Bryan, reached late Monday afternoon, said she was shocked to learn of the discipline.

“One day of them shooting cost me” thousands, she said. A “one-day suspension cost him what, 80 bucks?”

She said none of the damage has been repaired because she can’t afford to get it fixed.

“It’s sad,” she said."I think we were told that Adee was going to stand up and help pay for my window. We’ve sent certified letters to Scott (Radford), and none of it has been fixed.”

Deputies were called and took statements, but after compiling a 198-page criminal report, never brought charges. Investigators and prosecutors said that because the firearms were being passed around, there was no way to determine who fired the shots that struck Bryan’s home.

The criminal report was released in April, and the internal affairs probe was made public Monday.

In a transcribed interview with a detective conducting the criminal investigation, Adee said: “I never knew we hit their residence. We were shooting at the berm. We did not intend to shoot at the residence. I feel bad that all of this has happened.”
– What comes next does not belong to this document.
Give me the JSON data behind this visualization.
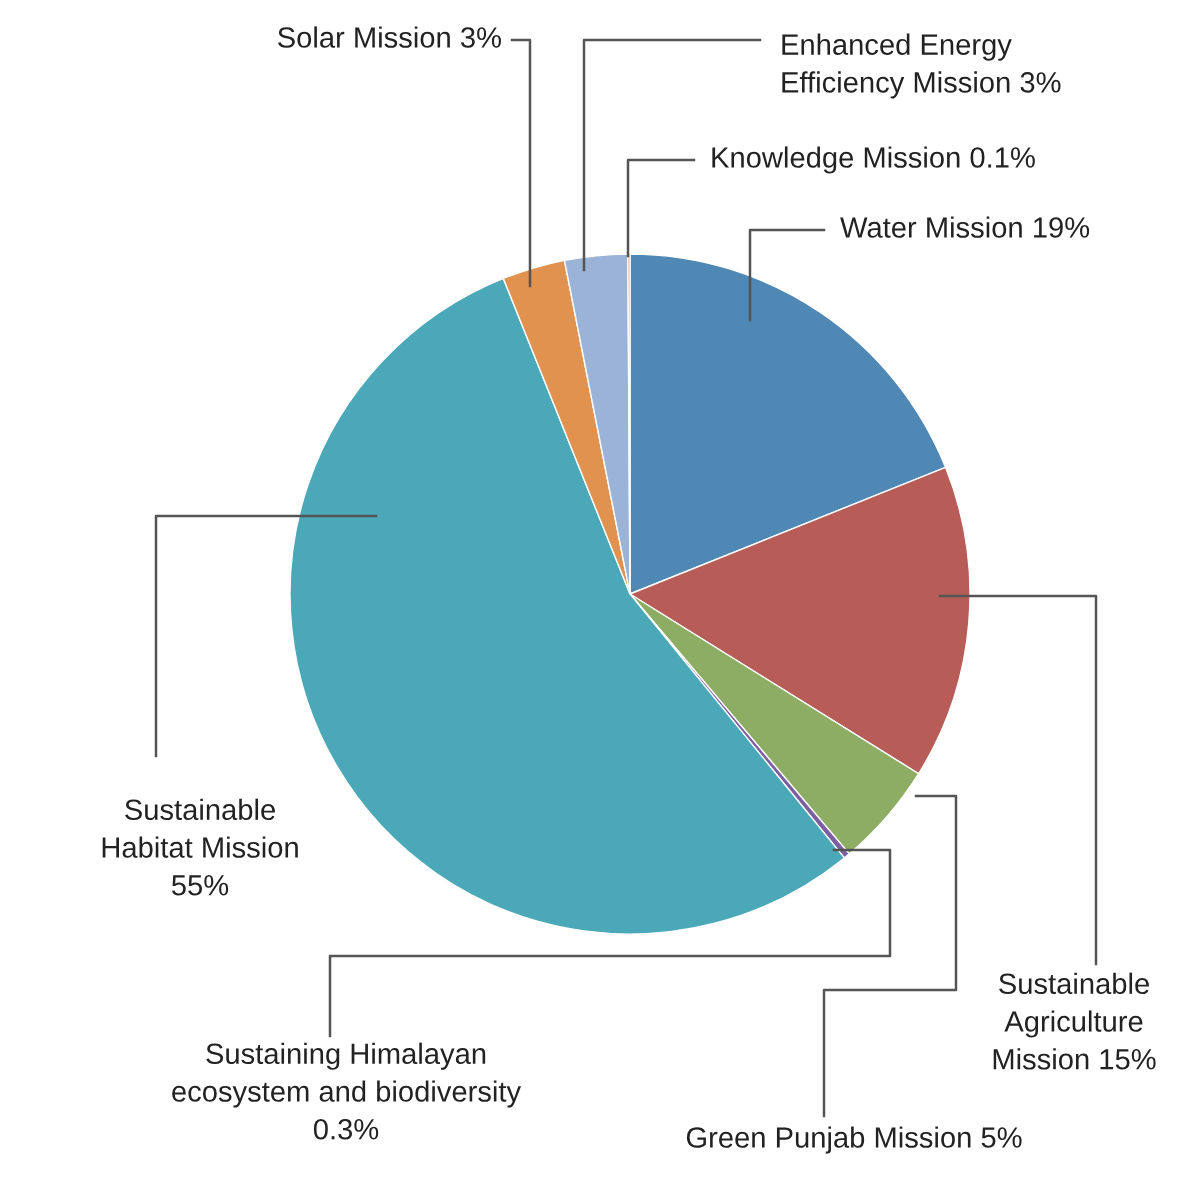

Through the sheriff’s office, Adee declined a request for an interview on Monday.

Radford told an investigator he had no idea the bullets he and his friends were firing were hitting Bryan’s house.

“I will pay for all the damage,” he said in an interview. “We did not intend to shoot their residence. It was a mistake.”

The sheriff’s report estimated damage to the home at $1,500; Bryan says that figure could be more than $3,000.

Bryan said she thinks the department has covered for one of its own. Adee is the son of Hillsborough County sheriff’s Maj. Paul Adee, an administrator at the jail.

“No one has stood up,” Bryan said. “No one has apologized. He gets a one-day suspension. That’s a joke. I’m just so sick of it. Frustrated and sick of it.”